Я: Мне нравятся страшные истории.
Джексон: А чудовища из них?
Я: Думаю, чудовище чудовищу рознь.
Джексон: Ну, тогда посмотрим.
Я: Не понимаю, о чем ты.
Я продолжаю писать – сейчас его настроение поменялось, и мне хочется понять почему, – но вдруг раздается новый стук в дверь.
Я: Ты что, прислал мне еще что-то???????
Джексон: Может, откроешь дверь и посмотришь?
Я: Кажется, это значит «да».
Я: Но знаешь, тебе вовсе не обязательно это делать.
Я: Я в том смысле, что я очень тебе благодарна, но необходимости в этом нет.
Джексон: Грейс, открой дверь.
Я иду к двери, радуясь тому, что эдвил подействовал и моя лодыжка болит меньше, а хромота стала намного менее заметной. Затем, прежде чем открыть дверь, я пишу: «Откуда тебе известно, что я еще не открыла дверь?»
– Думаю я бы это заметил, – отвечает он, стоя по другую сторону занавеса из ниток бус.
– Джексон! – взвизгиваю я, тут же машинально подняв руку, чтобы поправить волосы. – Значит, ты здесь.
Он поднимает бровь:
– Ты хочешь, чтобы я ушел?
– Нет, конечно, нет. Входи. – Я держу дверь и делаю шаг назад.
– Спасибо. – Он слегка дергается, когда переступает через порог и нити бус Мэйси задевают его.
– Не понимаю, почему Мэйси так держится за эти нити – ведь они то и дело бьют людей током, – говорю я, отводя несносные бусы в стороны и закрывая дверь. – Ты в порядке?
– Понятия не имею. – Его глаза встречаются с моими, и моя радость гаснет, когда я снова вижу в них бесстрастие и пустоту.

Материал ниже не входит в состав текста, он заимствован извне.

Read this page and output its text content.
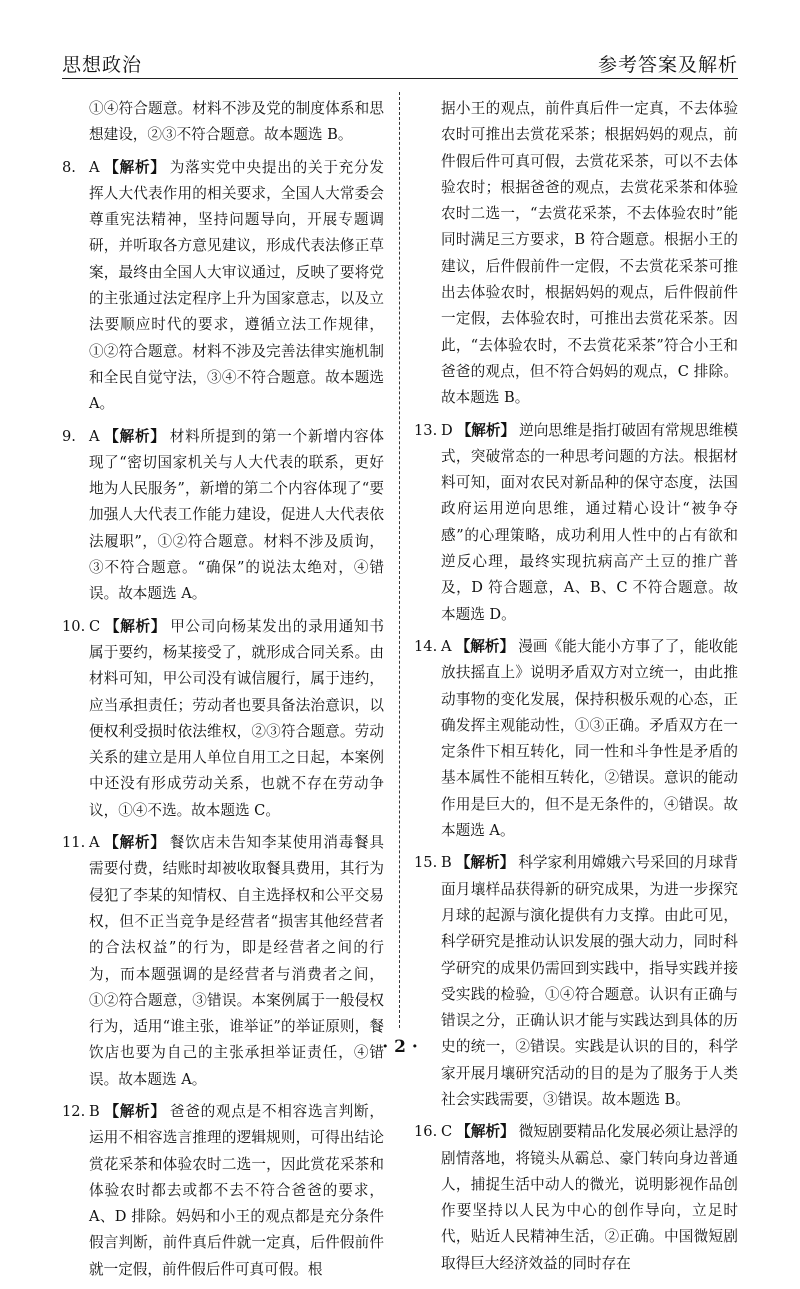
思想政治	参考答案及解析
①④符合题意。材料不涉及党的制度体系和思想建设，②③不符合题意。故本题选 B。
8. A 【解析】 为落实党中央提出的关于充分发挥人大代表作用的相关要求，全国人大常委会尊重宪法精神，坚持问题导向，开展专题调研，并听取各方意见建议，形成代表法修正草案，最终由全国人大审议通过，反映了要将党的主张通过法定程序上升为国家意志，以及立法要顺应时代的要求，遵循立法工作规律，①②符合题意。材料不涉及完善法律实施机制和全民自觉守法，③④不符合题意。故本题选 A。
9. A 【解析】 材料所提到的第一个新增内容体现了“密切国家机关与人大代表的联系，更好地为人民服务”，新增的第二个内容体现了“要加强人大代表工作能力建设，促进人大代表依法履职”，①②符合题意。材料不涉及质询，③不符合题意。“确保”的说法太绝对，④错误。故本题选 A。
10. C 【解析】 甲公司向杨某发出的录用通知书属于要约，杨某接受了，就形成合同关系。由材料可知，甲公司没有诚信履行，属于违约，应当承担责任；劳动者也要具备法治意识，以便权利受损时依法维权，②③符合题意。劳动关系的建立是用人单位自用工之日起，本案例中还没有形成劳动关系，也就不存在劳动争议，①④不选。故本题选 C。
11. A 【解析】 餐饮店未告知李某使用消毒餐具需要付费，结账时却被收取餐具费用，其行为侵犯了李某的知情权、自主选择权和公平交易权，但不正当竞争是经营者“损害其他经营者的合法权益”的行为，即是经营者之间的行为，而本题强调的是经营者与消费者之间，①②符合题意，③错误。本案例属于一般侵权行为，适用“谁主张，谁举证”的举证原则，餐饮店也要为自己的主张承担举证责任，④错误。故本题选 A。
12. B 【解析】 爸爸的观点是不相容选言判断，运用不相容选言推理的逻辑规则，可得出结论赏花采茶和体验农时二选一，因此赏花采茶和体验农时都去或都不去不符合爸爸的要求，A、D 排除。妈妈和小王的观点都是充分条件假言判断，前件真后件就一定真，后件假前件就一定假，前件假后件可真可假。根
据小王的观点，前件真后件一定真，不去体验农时可推出去赏花采茶；根据妈妈的观点，前件假后件可真可假，去赏花采茶，可以不去体验农时；根据爸爸的观点，去赏花采茶和体验农时二选一，“去赏花采茶，不去体验农时”能同时满足三方要求，B 符合题意。根据小王的建议，后件假前件一定假，不去赏花采茶可推出去体验农时，根据妈妈的观点，后件假前件一定假，去体验农时，可推出去赏花采茶。因此，“去体验农时，不去赏花采茶”符合小王和爸爸的观点，但不符合妈妈的观点，C 排除。故本题选 B。
13. D 【解析】 逆向思维是指打破固有常规思维模式，突破常态的一种思考问题的方法。根据材料可知，面对农民对新品种的保守态度，法国政府运用逆向思维，通过精心设计“被争夺感”的心理策略，成功利用人性中的占有欲和逆反心理，最终实现抗病高产土豆的推广普及，D 符合题意，A、B、C 不符合题意。故本题选 D。
14. A 【解析】 漫画《能大能小方事了了，能收能放扶摇直上》说明矛盾双方对立统一，由此推动事物的变化发展，保持积极乐观的心态，正确发挥主观能动性，①③正确。矛盾双方在一定条件下相互转化，同一性和斗争性是矛盾的基本属性不能相互转化，②错误。意识的能动作用是巨大的，但不是无条件的，④错误。故本题选 A。
15. B 【解析】 科学家利用嫦娥六号采回的月球背面月壤样品获得新的研究成果，为进一步探究月球的起源与演化提供有力支撑。由此可见，科学研究是推动认识发展的强大动力，同时科学研究的成果仍需回到实践中，指导实践并接受实践的检验，①④符合题意。认识有正确与错误之分，正确认识才能与实践达到具体的历史的统一，②错误。实践是认识的目的，科学家开展月壤研究活动的目的是为了服务于人类社会实践需要，③错误。故本题选 B。
16. C 【解析】 微短剧要精品化发展必须让悬浮的剧情落地，将镜头从霸总、豪门转向身边普通人，捕捉生活中动人的微光，说明影视作品创作要坚持以人民为中心的创作导向，立足时代，贴近人民精神生活，②正确。中国微短剧取得巨大经济效益的同时存在
· 2 ·
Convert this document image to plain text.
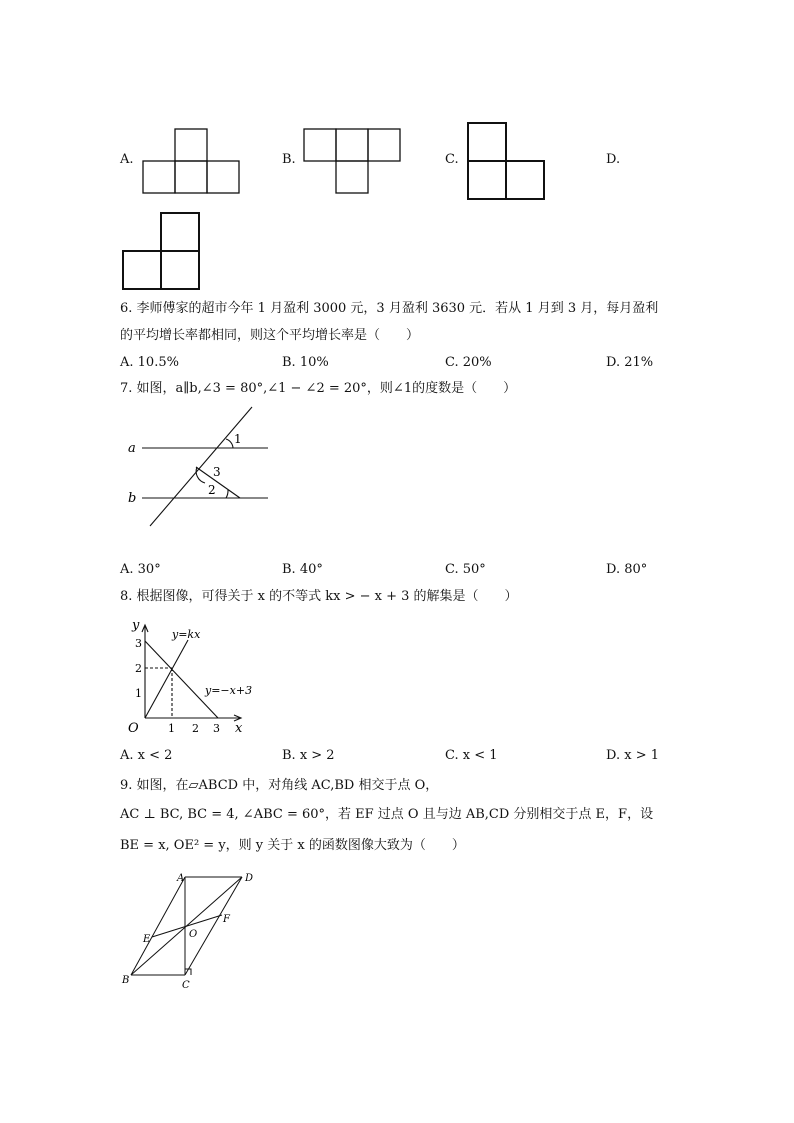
A.	B.	C.	D.
6. 李师傅家的超市今年 1 月盈利 3000 元，3 月盈利 3630 元．若从 1 月到 3 月，每月盈利
的平均增长率都相同，则这个平均增长率是（　　）
A. 10.5%	B. 10%	C. 20%	D. 21%
7. 如图，a∥b,∠3 = 80°,∠1 − ∠2 = 20°，则∠1的度数是（　　）
a
b
1
3
2
A. 30°	B. 40°	C. 50°	D. 80°
8. 根据图像，可得关于 x 的不等式 kx > − x + 3 的解集是（　　）
y
x
O
1
2
3
1 2 3
y=kx
y=−x+3
A. x < 2	B. x > 2	C. x < 1	D. x > 1
9. 如图，在▱ABCD 中，对角线 AC,BD 相交于点 O，
AC ⊥ BC, BC = 4, ∠ABC = 60°，若 EF 过点 O 且与边 AB,CD 分别相交于点 E，F，设
BE = x, OE² = y，则 y 关于 x 的函数图像大致为（　　）
A	D
E
F
O
B	C
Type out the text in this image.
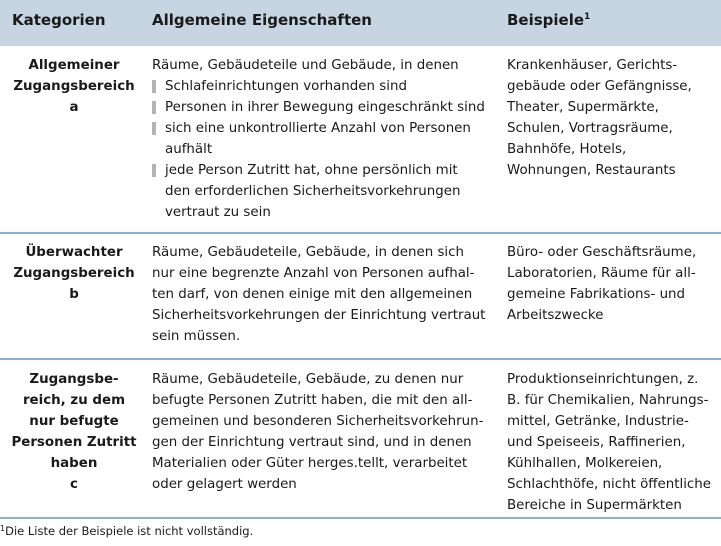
Kategorien	Allgemeine Eigenschaften	Beispiele$^1$
Allgemeiner
Zugangsbereich
a
Räume, Gebäudeteile und Gebäude, in denen
Schlafeinrichtungen vorhanden sind
Personen in ihrer Bewegung eingeschränkt sind
sich eine unkontrollierte Anzahl von Personen
aufhält
jede Person Zutritt hat, ohne persönlich mit
den erforderlichen Sicherheitsvorkehrungen
vertraut zu sein
Krankenhäuser, Gerichts-
gebäude oder Gefängnisse,
Theater, Supermärkte,
Schulen, Vortragsräume,
Bahnhöfe, Hotels,
Wohnungen, Restaurants
Überwachter
Zugangsbereich
b
Räume, Gebäudeteile, Gebäude, in denen sich
nur eine begrenzte Anzahl von Personen aufhal-
ten darf, von denen einige mit den allgemeinen
Sicherheitsvorkehrungen der Einrichtung vertraut
sein müssen.
Büro- oder Geschäftsräume,
Laboratorien, Räume für all-
gemeine Fabrikations- und
Arbeitszwecke
Zugangsbe-
reich, zu dem
nur befugte
Personen Zutritt
haben
c
Räume, Gebäudeteile, Gebäude, zu denen nur
befugte Personen Zutritt haben, die mit den all-
gemeinen und besonderen Sicherheitsvorkehrun-
gen der Einrichtung vertraut sind, und in denen
Materialien oder Güter herges.tellt, verarbeitet
oder gelagert werden
Produktionseinrichtungen, z.
B. für Chemikalien, Nahrungs-
mittel, Getränke, Industrie-
und Speiseeis, Raffinerien,
Kühlhallen, Molkereien,
Schlachthöfe, nicht öffentliche
Bereiche in Supermärkten
$^1$Die Liste der Beispiele ist nicht vollständig.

– А, ну хорошо. – Я опускаю голову, чувствуя себя неловко рядом с этим парнем, с которым без проблем переписывалась по телефону весь сегодняшний день. – Спасибо за книгу.
Он качает головой, но теперь хотя бы смотрит на меня с улыбкой.
– Я подумал, что это поможет тебе занять себя, пока ты будешь давать отдых своей лодыжке. – Он устремляет на меня многозначительный взгляд.
– Послушай, я же была в кровати. Это ты постучал в мою дверь.
Его глаза немного округляются, когда я говорю, что была в кровати, а затем мы оба делаем то единственное, что можем сделать в этой ситуации, – смущенно уставиться на мою ярко-розовую постель.
– Ты хочешь… э-э… – Я прочищаю внезапно сжавшееся горло. – Ты хочешь сесть?
Он состраивает гримасу, качает головой, но через несколько секунд все-таки плюхается на край моей кровати. В самом ее конце, как будто боится, что я его укушу или наброшусь на него.
Это настолько не похоже на Джексона, которого я знаю, что я изумленно воззряюсь на него. А затем говорю себе: к черту, не стану же я испытывать неловкость весь следующий час. Нет уж. И, плюхнувшись на кровать рядом с ним, спрашиваю:
– Что одна кость сказала другой?
Он настороженно смотрит на меня, но плечи его расслабляются.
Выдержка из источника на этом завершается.